Another cause of hunger is the oil and chemical corporations like Shell for example. They can make small farmers dependent on terminator seeds that are good for one crop only they don't reproduce themselves. The seeds are dependent on chemical based artificial fertilizers and pesticides made by the same corporation. The small farmers are trapped in debt and can't pay the ever increasing higher prices. The wealthy agri-business corporations soon move in and expand their plantations. . Most of this land is used for growing luxury crops for export. The poor can't afford the food they produce and sell.
Corrupt government officials cause hunger too. By citing the World Trade Organization (WTO) rules and being in cahoots with the foreign agri-corporations they lower the import duties on foreign crops and canned or processed food that undersell local produce of small farmers.

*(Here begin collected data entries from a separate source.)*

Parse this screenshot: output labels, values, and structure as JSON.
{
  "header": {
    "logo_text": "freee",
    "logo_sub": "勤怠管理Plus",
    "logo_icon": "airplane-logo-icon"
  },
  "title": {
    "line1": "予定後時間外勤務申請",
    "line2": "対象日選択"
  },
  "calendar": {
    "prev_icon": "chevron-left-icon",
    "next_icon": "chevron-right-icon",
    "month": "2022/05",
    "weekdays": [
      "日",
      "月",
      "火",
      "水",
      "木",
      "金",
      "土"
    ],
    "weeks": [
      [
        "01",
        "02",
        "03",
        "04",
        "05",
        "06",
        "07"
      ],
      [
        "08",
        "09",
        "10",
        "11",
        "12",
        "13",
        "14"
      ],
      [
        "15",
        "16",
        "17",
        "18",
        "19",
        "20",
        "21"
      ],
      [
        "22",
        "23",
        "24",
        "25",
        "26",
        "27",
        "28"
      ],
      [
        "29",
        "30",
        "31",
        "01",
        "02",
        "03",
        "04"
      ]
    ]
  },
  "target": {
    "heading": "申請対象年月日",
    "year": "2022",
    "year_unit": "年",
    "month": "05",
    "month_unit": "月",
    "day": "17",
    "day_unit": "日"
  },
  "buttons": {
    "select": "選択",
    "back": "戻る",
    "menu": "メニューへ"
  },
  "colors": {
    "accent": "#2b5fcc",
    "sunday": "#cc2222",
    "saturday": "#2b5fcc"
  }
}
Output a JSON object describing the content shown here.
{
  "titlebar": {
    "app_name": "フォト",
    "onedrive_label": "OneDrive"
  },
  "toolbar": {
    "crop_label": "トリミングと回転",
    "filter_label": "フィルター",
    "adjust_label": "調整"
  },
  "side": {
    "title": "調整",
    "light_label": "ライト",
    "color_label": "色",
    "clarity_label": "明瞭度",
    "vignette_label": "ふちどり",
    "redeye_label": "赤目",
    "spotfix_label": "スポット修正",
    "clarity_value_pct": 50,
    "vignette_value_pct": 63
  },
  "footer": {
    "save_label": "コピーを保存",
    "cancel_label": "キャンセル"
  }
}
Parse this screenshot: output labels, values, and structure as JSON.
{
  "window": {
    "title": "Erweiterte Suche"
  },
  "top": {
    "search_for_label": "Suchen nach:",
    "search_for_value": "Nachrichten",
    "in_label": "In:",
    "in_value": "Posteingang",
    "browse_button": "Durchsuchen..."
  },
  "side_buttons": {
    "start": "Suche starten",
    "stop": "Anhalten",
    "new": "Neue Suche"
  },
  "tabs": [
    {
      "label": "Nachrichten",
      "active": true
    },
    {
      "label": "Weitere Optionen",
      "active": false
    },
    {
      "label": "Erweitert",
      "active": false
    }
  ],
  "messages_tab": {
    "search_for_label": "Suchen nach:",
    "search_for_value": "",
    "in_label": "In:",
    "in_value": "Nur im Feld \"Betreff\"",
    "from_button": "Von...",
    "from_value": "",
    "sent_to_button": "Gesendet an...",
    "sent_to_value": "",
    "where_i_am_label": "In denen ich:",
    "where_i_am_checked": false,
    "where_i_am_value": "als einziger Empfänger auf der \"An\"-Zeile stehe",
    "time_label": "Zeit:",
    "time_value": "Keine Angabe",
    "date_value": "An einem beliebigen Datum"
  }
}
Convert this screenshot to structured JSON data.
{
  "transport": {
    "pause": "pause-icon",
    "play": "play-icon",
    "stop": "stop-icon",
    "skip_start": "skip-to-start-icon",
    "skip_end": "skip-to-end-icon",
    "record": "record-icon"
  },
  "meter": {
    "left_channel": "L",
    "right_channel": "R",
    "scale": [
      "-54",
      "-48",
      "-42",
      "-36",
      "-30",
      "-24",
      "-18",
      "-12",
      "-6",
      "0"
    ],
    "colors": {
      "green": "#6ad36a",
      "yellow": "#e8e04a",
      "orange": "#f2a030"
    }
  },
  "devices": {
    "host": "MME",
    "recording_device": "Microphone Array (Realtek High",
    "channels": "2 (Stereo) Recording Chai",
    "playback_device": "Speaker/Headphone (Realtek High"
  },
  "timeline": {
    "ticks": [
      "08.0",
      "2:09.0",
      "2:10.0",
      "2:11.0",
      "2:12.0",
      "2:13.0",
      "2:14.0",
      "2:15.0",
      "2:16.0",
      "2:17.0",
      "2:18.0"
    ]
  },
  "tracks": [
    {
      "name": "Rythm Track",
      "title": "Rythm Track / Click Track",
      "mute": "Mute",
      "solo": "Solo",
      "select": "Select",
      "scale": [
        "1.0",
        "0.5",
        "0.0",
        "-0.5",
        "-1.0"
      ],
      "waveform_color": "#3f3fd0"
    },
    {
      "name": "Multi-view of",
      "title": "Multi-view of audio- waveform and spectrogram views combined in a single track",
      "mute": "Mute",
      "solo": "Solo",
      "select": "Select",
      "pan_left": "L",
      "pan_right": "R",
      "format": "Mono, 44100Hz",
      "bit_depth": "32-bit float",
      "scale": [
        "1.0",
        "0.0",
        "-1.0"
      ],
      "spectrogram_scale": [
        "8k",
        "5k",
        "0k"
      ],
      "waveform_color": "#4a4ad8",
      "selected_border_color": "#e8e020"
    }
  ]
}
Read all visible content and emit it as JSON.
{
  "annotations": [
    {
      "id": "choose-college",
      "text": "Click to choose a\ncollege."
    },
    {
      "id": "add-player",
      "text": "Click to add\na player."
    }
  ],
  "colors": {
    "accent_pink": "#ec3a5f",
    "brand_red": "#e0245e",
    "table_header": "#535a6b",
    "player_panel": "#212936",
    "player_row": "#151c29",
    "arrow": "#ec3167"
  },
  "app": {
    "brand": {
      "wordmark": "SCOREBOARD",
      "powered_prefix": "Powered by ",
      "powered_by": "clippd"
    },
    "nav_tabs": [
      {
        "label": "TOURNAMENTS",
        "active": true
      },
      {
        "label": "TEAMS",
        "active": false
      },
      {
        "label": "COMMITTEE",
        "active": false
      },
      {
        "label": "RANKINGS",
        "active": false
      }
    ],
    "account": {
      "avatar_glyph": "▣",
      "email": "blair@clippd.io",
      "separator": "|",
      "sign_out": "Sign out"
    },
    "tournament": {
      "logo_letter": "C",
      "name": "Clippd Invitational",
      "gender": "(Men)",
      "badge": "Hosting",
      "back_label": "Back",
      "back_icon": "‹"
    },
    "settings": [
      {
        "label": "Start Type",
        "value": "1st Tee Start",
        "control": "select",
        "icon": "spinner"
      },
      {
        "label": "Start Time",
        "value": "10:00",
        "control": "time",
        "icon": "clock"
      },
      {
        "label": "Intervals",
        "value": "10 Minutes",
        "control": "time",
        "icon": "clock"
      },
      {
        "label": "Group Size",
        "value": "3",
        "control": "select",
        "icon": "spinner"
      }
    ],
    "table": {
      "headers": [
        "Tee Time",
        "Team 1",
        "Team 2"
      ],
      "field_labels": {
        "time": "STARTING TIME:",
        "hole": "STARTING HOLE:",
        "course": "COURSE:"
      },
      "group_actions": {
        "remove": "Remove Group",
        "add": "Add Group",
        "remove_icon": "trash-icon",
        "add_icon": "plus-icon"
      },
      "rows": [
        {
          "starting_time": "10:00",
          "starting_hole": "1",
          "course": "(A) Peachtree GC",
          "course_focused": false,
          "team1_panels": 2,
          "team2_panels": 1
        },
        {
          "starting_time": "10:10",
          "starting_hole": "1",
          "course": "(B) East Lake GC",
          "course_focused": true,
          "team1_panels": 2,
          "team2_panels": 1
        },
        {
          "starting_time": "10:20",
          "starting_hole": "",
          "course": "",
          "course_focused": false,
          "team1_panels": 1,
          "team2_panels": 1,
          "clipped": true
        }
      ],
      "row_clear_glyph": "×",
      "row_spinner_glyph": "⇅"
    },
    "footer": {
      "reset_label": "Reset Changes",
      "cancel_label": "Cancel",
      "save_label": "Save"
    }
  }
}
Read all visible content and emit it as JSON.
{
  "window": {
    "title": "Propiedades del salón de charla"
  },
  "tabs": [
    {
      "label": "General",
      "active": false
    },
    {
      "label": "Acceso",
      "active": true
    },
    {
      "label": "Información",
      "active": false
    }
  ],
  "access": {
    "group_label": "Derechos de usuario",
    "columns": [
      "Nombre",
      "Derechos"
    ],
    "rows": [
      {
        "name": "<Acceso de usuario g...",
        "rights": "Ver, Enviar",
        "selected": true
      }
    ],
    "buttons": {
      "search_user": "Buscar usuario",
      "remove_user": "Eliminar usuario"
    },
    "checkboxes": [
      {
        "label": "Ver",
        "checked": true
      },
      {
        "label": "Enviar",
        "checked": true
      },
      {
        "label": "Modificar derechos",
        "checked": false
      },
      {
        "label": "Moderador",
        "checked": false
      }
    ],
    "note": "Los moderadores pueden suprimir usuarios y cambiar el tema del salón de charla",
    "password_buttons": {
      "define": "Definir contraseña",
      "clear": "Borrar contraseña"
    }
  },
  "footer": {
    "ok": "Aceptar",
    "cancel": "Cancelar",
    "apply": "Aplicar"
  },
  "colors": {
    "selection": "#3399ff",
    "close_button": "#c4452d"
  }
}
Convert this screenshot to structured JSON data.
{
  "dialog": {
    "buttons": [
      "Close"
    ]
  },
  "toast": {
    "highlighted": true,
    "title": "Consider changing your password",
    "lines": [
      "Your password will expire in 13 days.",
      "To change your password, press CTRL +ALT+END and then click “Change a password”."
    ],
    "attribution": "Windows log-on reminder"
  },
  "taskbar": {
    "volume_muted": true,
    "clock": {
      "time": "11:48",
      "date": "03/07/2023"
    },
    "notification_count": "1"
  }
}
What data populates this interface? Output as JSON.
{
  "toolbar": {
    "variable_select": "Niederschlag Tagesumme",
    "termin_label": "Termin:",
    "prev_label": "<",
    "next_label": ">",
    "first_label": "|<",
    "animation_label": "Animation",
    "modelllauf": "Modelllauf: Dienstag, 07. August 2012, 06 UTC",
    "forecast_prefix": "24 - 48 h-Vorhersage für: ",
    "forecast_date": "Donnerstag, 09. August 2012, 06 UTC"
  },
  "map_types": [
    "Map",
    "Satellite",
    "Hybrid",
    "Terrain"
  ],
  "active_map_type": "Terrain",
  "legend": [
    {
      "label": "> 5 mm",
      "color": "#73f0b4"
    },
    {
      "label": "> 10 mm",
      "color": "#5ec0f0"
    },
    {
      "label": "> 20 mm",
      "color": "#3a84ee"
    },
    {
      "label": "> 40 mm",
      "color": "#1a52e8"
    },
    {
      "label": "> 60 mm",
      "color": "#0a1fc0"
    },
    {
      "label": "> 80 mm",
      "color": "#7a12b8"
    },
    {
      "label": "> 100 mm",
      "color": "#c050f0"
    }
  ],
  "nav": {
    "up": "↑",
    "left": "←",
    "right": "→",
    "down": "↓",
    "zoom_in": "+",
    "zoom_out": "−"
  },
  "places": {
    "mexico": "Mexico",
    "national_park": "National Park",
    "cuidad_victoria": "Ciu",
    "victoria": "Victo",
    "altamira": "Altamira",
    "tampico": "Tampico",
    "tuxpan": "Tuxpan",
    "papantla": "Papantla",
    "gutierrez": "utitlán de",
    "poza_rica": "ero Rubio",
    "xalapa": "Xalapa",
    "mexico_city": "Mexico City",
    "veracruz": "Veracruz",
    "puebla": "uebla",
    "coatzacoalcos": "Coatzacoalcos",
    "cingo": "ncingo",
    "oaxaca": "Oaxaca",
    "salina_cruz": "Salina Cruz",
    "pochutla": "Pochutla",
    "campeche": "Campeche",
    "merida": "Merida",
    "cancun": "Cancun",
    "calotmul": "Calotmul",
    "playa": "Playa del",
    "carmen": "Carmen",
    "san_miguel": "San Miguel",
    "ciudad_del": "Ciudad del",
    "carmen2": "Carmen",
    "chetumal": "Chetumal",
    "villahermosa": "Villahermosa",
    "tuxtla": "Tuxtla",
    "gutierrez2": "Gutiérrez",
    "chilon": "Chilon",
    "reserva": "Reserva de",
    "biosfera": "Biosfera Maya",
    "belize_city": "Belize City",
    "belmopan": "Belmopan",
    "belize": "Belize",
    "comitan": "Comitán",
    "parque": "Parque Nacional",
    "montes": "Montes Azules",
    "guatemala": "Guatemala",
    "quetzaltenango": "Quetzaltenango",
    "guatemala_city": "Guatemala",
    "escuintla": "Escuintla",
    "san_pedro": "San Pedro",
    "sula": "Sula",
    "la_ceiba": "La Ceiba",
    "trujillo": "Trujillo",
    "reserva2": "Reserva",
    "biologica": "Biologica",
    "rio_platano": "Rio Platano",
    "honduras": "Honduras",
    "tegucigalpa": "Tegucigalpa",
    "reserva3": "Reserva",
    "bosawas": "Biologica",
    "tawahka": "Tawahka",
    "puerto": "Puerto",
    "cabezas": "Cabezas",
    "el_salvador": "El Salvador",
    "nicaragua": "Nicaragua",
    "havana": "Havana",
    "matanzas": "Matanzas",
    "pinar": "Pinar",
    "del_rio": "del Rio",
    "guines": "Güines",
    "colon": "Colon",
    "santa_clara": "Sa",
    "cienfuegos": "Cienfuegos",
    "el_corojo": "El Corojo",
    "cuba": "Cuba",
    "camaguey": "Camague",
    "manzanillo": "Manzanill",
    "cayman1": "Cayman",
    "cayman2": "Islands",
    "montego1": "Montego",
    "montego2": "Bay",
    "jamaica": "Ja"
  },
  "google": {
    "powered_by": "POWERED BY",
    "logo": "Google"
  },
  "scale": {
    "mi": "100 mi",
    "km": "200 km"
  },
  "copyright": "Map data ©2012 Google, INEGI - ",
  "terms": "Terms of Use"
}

The farmers are made bankrupt and many commit suicide. When the local food products are driven from the market place then the price of imported food increases. More hunger is the result. No matter what natural or man made disaster befalls the small scale tenant farmers the absentee landowners still demand their share of the crop which can be as much as 40%. If they can't pay they can lose their land rights.
The corporations pay incentives to local government and agricultural officials to promote their products including genetically modified (GM) seed and crops. These artificial foods create further dependence and threaten native strains of crops by cross pollination. This is a gigantic threat to the organic farming movement that is making a healthy comeback. Most small holder farmers want to own their land, to be paid fair trade prices and end to price fixing cartels.
It's not all helpless gloom and doom, there are hundreds of thousands of
small farmers and non-government development agencies organizing
resistance to the march of the corporate monsters and pursuing organic
and small scale farming. The growth of Fair Trade and a public demand
for government supported Trade Justice is the hope for the small farmers
and the 850 million, most of them children, who go to bed every night
crying for the want of a decent meal.